Weibull analysis is the popular method to make predictions about the life of all products in the population by fitting a statistical distribution to life data from a representative sample of units. Weibull analysis faces challenges from both small and big data. Moreover, the lifetime of a product may depend on many factors. This project aims to develop new Weibull distribution based methods or models for data analysis.
Landscapes are the result of numerous processes and factors that operate and interact across different spatial and temporal scales. These processes and factors include landscape structure process, social-economic factor, physical, biogeochemical, and anthropogenic factors. Regression models have been used in landscape modelling and ecological data analysis for decades but face new challenges. This project explores new spatiotemporal regression models to bring a new statistical method for decision making in landscape decision.

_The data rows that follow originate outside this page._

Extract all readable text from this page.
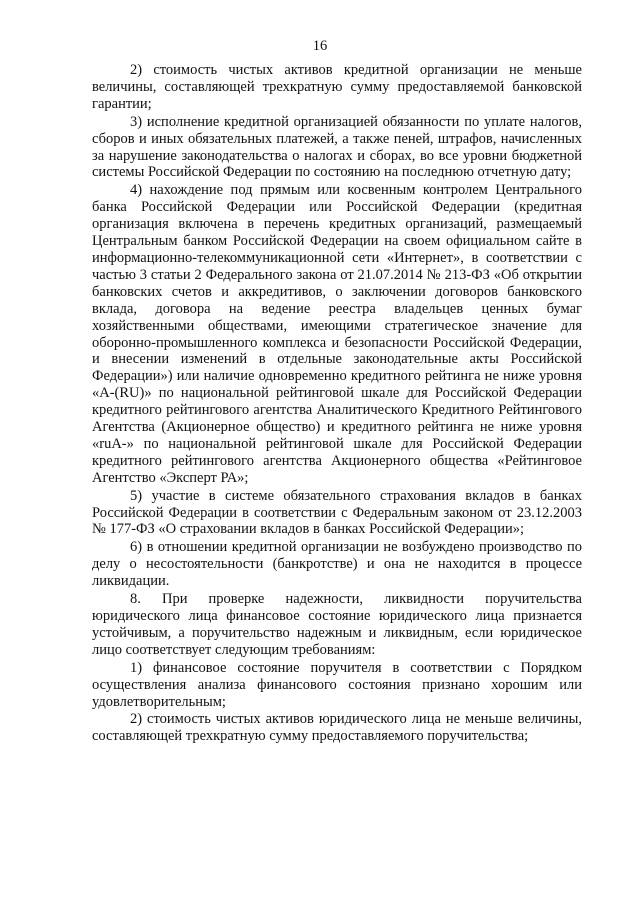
16

2) стоимость чистых активов кредитной организации не меньше величины, составляющей трехкратную сумму предоставляемой банковской гарантии;

3) исполнение кредитной организацией обязанности по уплате налогов, сборов и иных обязательных платежей, а также пеней, штрафов, начисленных за нарушение законодательства о налогах и сборах, во все уровни бюджетной системы Российской Федерации по состоянию на последнюю отчетную дату;

4) нахождение под прямым или косвенным контролем Центрального банка Российской Федерации или Российской Федерации (кредитная организация включена в перечень кредитных организаций, размещаемый Центральным банком Российской Федерации на своем официальном сайте в информационно-телекоммуникационной сети «Интернет», в соответствии с частью 3 статьи 2 Федерального закона от 21.07.2014 № 213-ФЗ «Об открытии банковских счетов и аккредитивов, о заключении договоров банковского вклада, договора на ведение реестра владельцев ценных бумаг хозяйственными обществами, имеющими стратегическое значение для оборонно-промышленного комплекса и безопасности Российской Федерации, и внесении изменений в отдельные законодательные акты Российской Федерации») или наличие одновременно кредитного рейтинга не ниже уровня «A-(RU)» по национальной рейтинговой шкале для Российской Федерации кредитного рейтингового агентства Аналитического Кредитного Рейтингового Агентства (Акционерное общество) и кредитного рейтинга не ниже уровня «ruA-» по национальной рейтинговой шкале для Российской Федерации кредитного рейтингового агентства Акционерного общества «Рейтинговое Агентство «Эксперт РА»;

5) участие в системе обязательного страхования вкладов в банках Российской Федерации в соответствии с Федеральным законом от 23.12.2003 № 177-ФЗ «О страховании вкладов в банках Российской Федерации»;

6) в отношении кредитной организации не возбуждено производство по делу о несостоятельности (банкротстве) и она не находится в процессе ликвидации.

8. При проверке надежности, ликвидности поручительства юридического лица финансовое состояние юридического лица признается устойчивым, а поручительство надежным и ликвидным, если юридическое лицо соответствует следующим требованиям:

1) финансовое состояние поручителя в соответствии с Порядком осуществления анализа финансового состояния признано хорошим или удовлетворительным;

2) стоимость чистых активов юридического лица не меньше величины, составляющей трехкратную сумму предоставляемого поручительства;
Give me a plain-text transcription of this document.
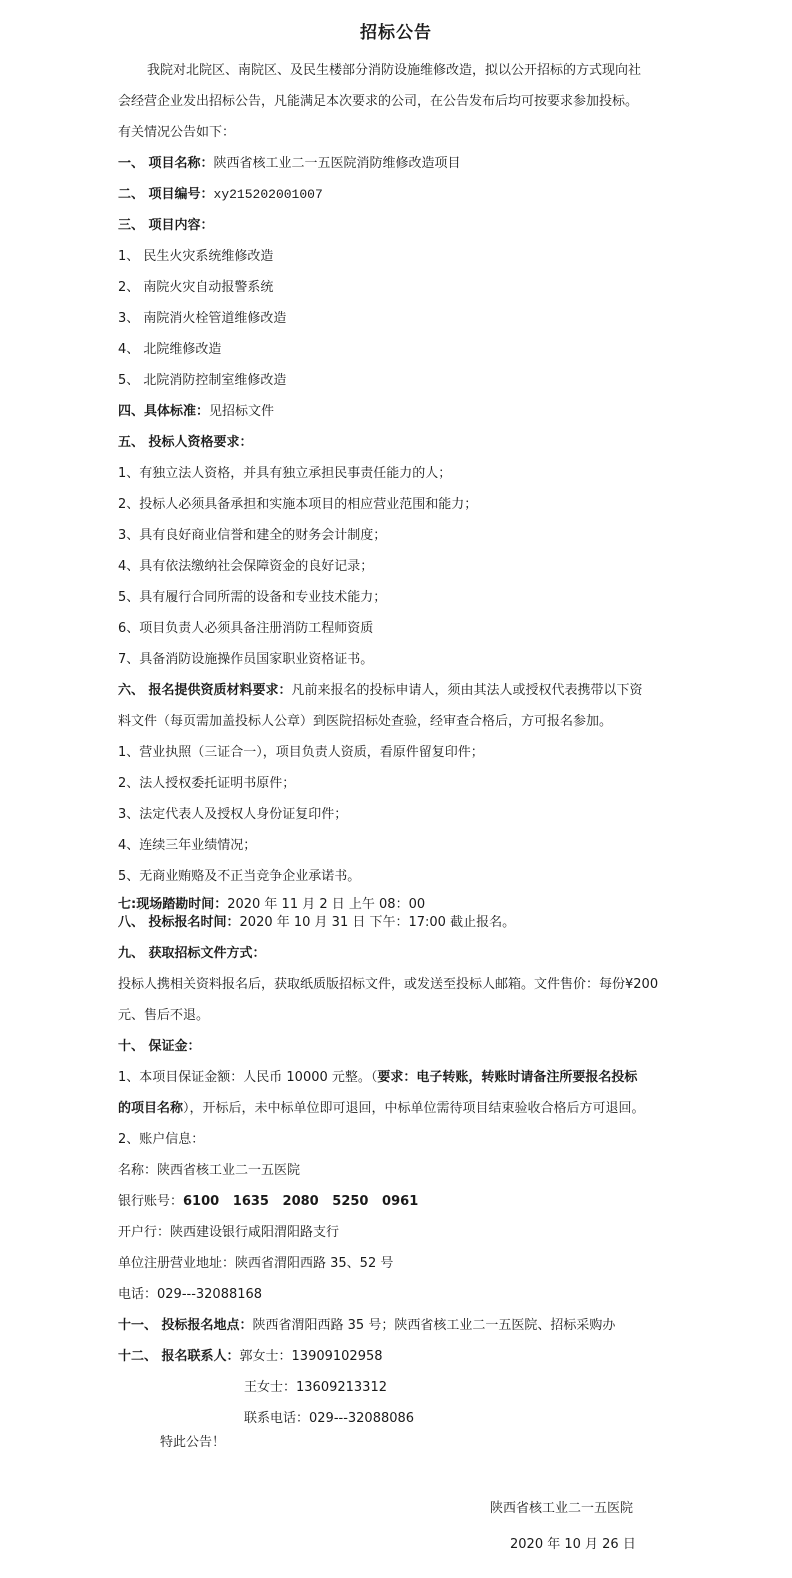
招标公告
我院对北院区、南院区、及民生楼部分消防设施维修改造，拟以公开招标的方式现向社
会经营企业发出招标公告，凡能满足本次要求的公司，在公告发布后均可按要求参加投标。
有关情况公告如下：
一、 项目名称：陕西省核工业二一五医院消防维修改造项目
二、 项目编号：xy215202001007
三、 项目内容：
1、 民生火灾系统维修改造
2、 南院火灾自动报警系统
3、 南院消火栓管道维修改造
4、 北院维修改造
5、 北院消防控制室维修改造
四、具体标准：见招标文件
五、 投标人资格要求：
1、有独立法人资格，并具有独立承担民事责任能力的人；
2、投标人必须具备承担和实施本项目的相应营业范围和能力；
3、具有良好商业信誉和建全的财务会计制度；
4、具有依法缴纳社会保障资金的良好记录；
5、具有履行合同所需的设备和专业技术能力；
6、项目负责人必须具备注册消防工程师资质
7、具备消防设施操作员国家职业资格证书。
六、 报名提供资质材料要求：凡前来报名的投标申请人，须由其法人或授权代表携带以下资
料文件（每页需加盖投标人公章）到医院招标处查验，经审查合格后，方可报名参加。
1、营业执照（三证合一），项目负责人资质，看原件留复印件；
2、法人授权委托证明书原件；
3、法定代表人及授权人身份证复印件；
4、连续三年业绩情况；
5、无商业贿赂及不正当竞争企业承诺书。
七:现场踏勘时间：2020 年 11 月 2 日 上午 08：00
八、 投标报名时间：2020 年 10 月 31 日 下午：17:00 截止报名。
九、 获取招标文件方式：
投标人携相关资料报名后，获取纸质版招标文件，或发送至投标人邮箱。文件售价：每份¥200
元、售后不退。
十、 保证金：
1、本项目保证金额：人民币 10000 元整。（要求：电子转账，转账时请备注所要报名投标
的项目名称），开标后，未中标单位即可退回，中标单位需待项目结束验收合格后方可退回。
2、账户信息：
名称：陕西省核工业二一五医院
银行账号：6100   1635   2080   5250   0961
开户行：陕西建设银行咸阳渭阳路支行
单位注册营业地址：陕西省渭阳西路 35、52 号
电话：029---32088168
十一、 投标报名地点：陕西省渭阳西路 35 号；陕西省核工业二一五医院、招标采购办
十二、 报名联系人：郭女士：13909102958
王女士：13609213312
联系电话：029---32088086
特此公告！
陕西省核工业二一五医院
2020 年 10 月 26 日
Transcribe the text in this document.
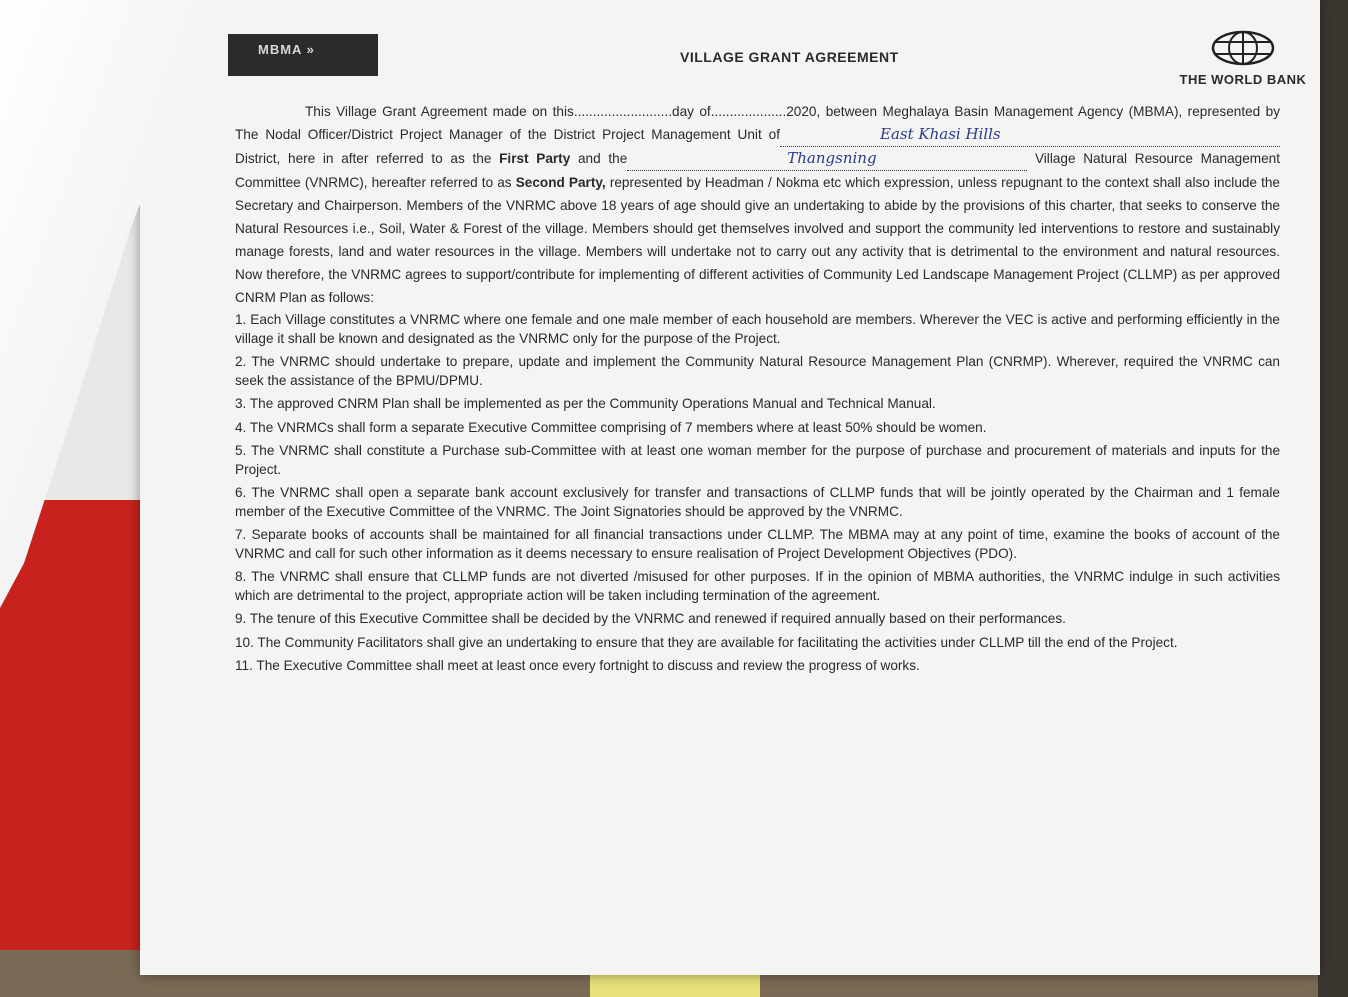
MBMA »	VILLAGE GRANT AGREEMENT
THE WORLD BANK

This Village Grant Agreement made on this..........................day of....................2020, between Meghalaya Basin Management Agency (MBMA), represented by The Nodal Officer/District Project Manager of the District Project Management Unit of	East Khasi HillsDistrict, here in after referred to as the First Party and the	Thangsning	Village Natural Resource Management Committee (VNRMC), hereafter referred to as Second Party, represented by Headman / Nokma etc which expression, unless repugnant to the context shall also include the Secretary and Chairperson. Members of the VNRMC above 18 years of age should give an undertaking to abide by the provisions of this charter, that seeks to conserve the Natural Resources i.e., Soil, Water & Forest of the village. Members should get themselves involved and support the community led interventions to restore and sustainably manage forests, land and water resources in the village. Members will undertake not to carry out any activity that is detrimental to the environment and natural resources. Now therefore, the VNRMC agrees to support/contribute for implementing of different activities of Community Led Landscape Management Project (CLLMP) as per approved CNRM Plan as follows:

1. Each Village constitutes a VNRMC where one female and one male member of each household are members. Wherever the VEC is active and performing efficiently in the village it shall be known and designated as the VNRMC only for the purpose of the Project.

2. The VNRMC should undertake to prepare, update and implement the Community Natural Resource Management Plan (CNRMP). Wherever, required the VNRMC can seek the assistance of the BPMU/DPMU.

3. The approved CNRM Plan shall be implemented as per the Community Operations Manual and Technical Manual.

4. The VNRMCs shall form a separate Executive Committee comprising of 7 members where at least 50% should be women.

5. The VNRMC shall constitute a Purchase sub-Committee with at least one woman member for the purpose of purchase and procurement of materials and inputs for the Project.

6. The VNRMC shall open a separate bank account exclusively for transfer and transactions of CLLMP funds that will be jointly operated by the Chairman and 1 female member of the Executive Committee of the VNRMC. The Joint Signatories should be approved by the VNRMC.

7. Separate books of accounts shall be maintained for all financial transactions under CLLMP. The MBMA may at any point of time, examine the books of account of the VNRMC and call for such other information as it deems necessary to ensure realisation of Project Development Objectives (PDO).

8. The VNRMC shall ensure that CLLMP funds are not diverted /misused for other purposes. If in the opinion of MBMA authorities, the VNRMC indulge in such activities which are detrimental to the project, appropriate action will be taken including termination of the agreement.

9. The tenure of this Executive Committee shall be decided by the VNRMC and renewed if required annually based on their performances.

10. The Community Facilitators shall give an undertaking to ensure that they are available for facilitating the activities under CLLMP till the end of the Project.

11. The Executive Committee shall meet at least once every fortnight to discuss and review the progress of works.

Extremes may give rise to bigger severity of occurrences than ordinary risks and then turn notably complex. Management of extreme events often faces challenges in the practice of problem solving and decision making, and therefore, requires of a special consideration and sufficiently using information provided. One of the most important types of statistical methods for gathering information for decision making is regression, when covariate information is available. How will the unprecedented data nowadays richness shape management of extreme events in practices? This projects aims to develop novel extreme-regression for risk analysis.